The lifetime values strictly followed the urate levels, but according to McShane and Falohun, more experiments must be carried out to guarantee the long-term stability of the new optical biosensor system to enable the technology to be appropriate for clinical use in future.

But the researchers observed that their biosensor system exhibits the possibility of employing the technology for personal management of gout as the hydrogels are very small to be inserted just beneath the skin, at a site that is close to oxygen-carrying blood vessels.

Moreover, the researchers said that the optical system can be seamlessly connected to any normal computer and that their software has been developed to record urate levels easily. Therefore, gout patients can quantify their urate levels accurately and as frequently as they require.

From a global health perspective, we need to empower people to make informed decisions about their health and well-being. In that regard, our system is a step toward building biomedical technologies for continuous and more frequent monitoring of disease symptoms.
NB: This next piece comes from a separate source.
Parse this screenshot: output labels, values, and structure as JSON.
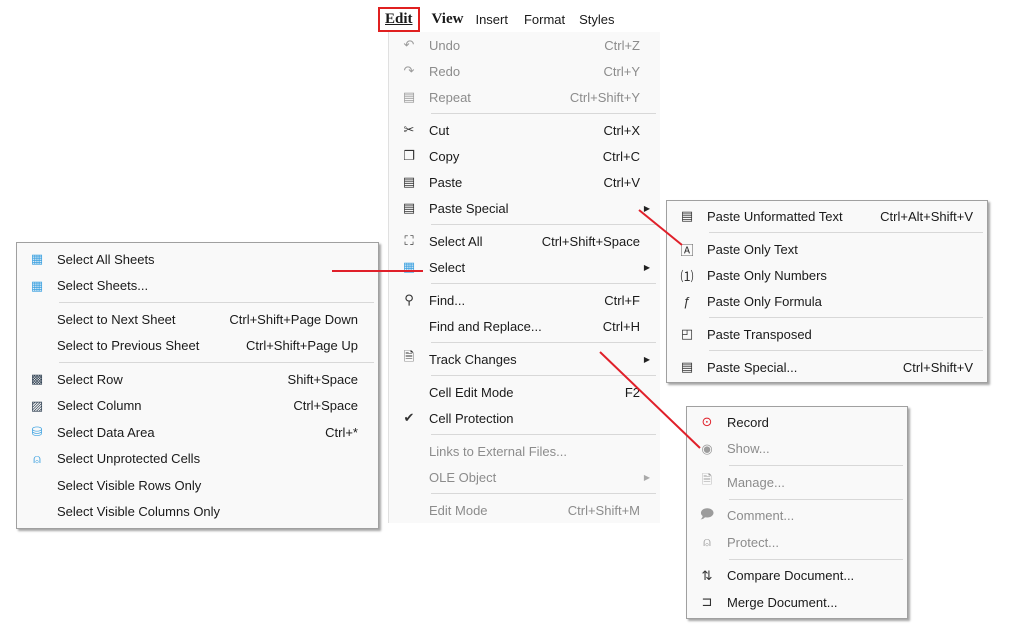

Dr Mike McShane, Department Head and Professor, Department of Biomedical Engineering, College of Engineering, Texas A&M University

This study was financially supported by the National Science Foundation and the Texas A&M University Diversity Fellowship

Journal Reference:

Falohun, T., et al. (2020) An Optical Urate Biosensor Based on Urate Oxidase and Long-Lifetime Metalloporphyrins. Sensors. doi.org/10.3390/s20040959.